To implement an investment project in Vietnam, foreign investors (“FIs”) must fully understand the applicable regulations on conditions, documentation, and procedures as outlined below.
1. Who is a Foreign Investor?
Pursuant to Clause 19, Article 3 of the Law on Investment 2020, a foreign investor includes:
- Individual: A person holding foreign nationality.
-Organization: An organization established under foreign laws conducting investment and business activities in Vietnam.
2. Cases Required to Apply for an Investment Registration Certificate (IRC)
According to Article 37 of the Law on Investment 2020, the issuance of an Investment Registration Certificate (“IRC”) is regulated as follows:
Cases required to apply:
- Investment projects implemented by foreign investors.

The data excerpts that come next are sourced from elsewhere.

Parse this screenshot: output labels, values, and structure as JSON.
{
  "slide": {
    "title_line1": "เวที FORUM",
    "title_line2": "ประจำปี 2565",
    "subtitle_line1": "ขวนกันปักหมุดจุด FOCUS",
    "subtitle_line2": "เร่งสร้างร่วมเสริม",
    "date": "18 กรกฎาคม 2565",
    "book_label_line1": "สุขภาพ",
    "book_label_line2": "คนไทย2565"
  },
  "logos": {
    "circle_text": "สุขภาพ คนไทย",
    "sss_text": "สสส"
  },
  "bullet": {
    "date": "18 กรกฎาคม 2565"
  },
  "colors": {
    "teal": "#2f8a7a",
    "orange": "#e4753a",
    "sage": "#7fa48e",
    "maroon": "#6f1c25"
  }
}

- Investment projects of economic organizations in which foreign investors hold more than 50% of charter capital (as stipulated in Clause 1, Article 23).
Cases not required to apply (unless requested):
- Domestic investors.
- Investments in the form of capital contribution, share acquisition, or acquisition of capital contribution portions.
3. Conditions for Issuance of the IRC
Investment projects not subject to investment policy approval shall be granted an IRC if they satisfy the five (05) criteria prescribed in Article 38 of the Law on Investment 2020:
- The project does not fall under prohibited business lines.
- The project has a lawful implementation location.
- The project is consistent with relevant planning schemes.
- The project meets requirements on investment capital per area and labor usage (if applicable).
- The project satisfies market access conditions applicable to foreign investors.
Note: Foreign investors should carefully review Vietnam’s WTO Commitments Schedule and relevant Free Trade Agreements (such as CPTPP and EVFTA) to determine the maximum permitted foreign ownership ratio in each business sector.
4. Dossier for IRC Application
The investor shall prepare one (01) set of application documents, including:
- Written request for implementation of the investment project (in accordance with the form provided under Circular No. 25/2023/TT-BKHĐT).
- Legal status documents (subject to consular legalization):
+ Copy of passport (for individual investors); or
+ Certificate of incorporation/establishment (for institutional investors).
- Investment project proposal, including objectives, capital scale, location, implementation schedule, and land/labor demand.
- Financial capacity documents: audited financial statements for the last two (02) years, bank balance confirmation, or financial support commitment.
- Documents on project location: copies of land use right certificates or lease agreements.
- Technology explanation report: applicable to projects using technologies subject to restricted transfer.
Note: All documents issued overseas must be consularly legalized, translated into Vietnamese, and notarized.
5. Procedures and Processing Time
Pursuant to Articles 35 and 36 of Decree No. 31/2021/NĐ-CP, the process is divided into two cases:
Implementation steps:
- Step 1: Declare project information online via the National Investment Information System.
- Step 2: Submit the hard-copy dossier to the Investment Registration Authority.
- Step 3: The authority reviews the dossier and issues the IRC.
6. Authority for Issuance of the IRC
Pursuant to Article 34 of Decree No. 31/2021/NĐ-CP:
- Management Boards (Industrial Zones, Export Processing Zones, High-Tech Zones, Economic Zones): competent to issue IRCs for projects located within their managed areas.
- Department of Planning and Investment (DPI): competent for projects located outside the above zones, projects implemented in two or more provinces, or projects spanning both inside and outside industrial zones.
7. Main Contents of the IRC
Upon issuance, the Investment Registration Certificate includes the following information:
- Investment project code.
- Investor information, project name, location, and land area.
- Project objectives, scale, and total investment capital (including contributed capital and mobilized capital).
- Project operation duration and implementation schedule.
- Investment incentives, supports, and applicable conditions (if any).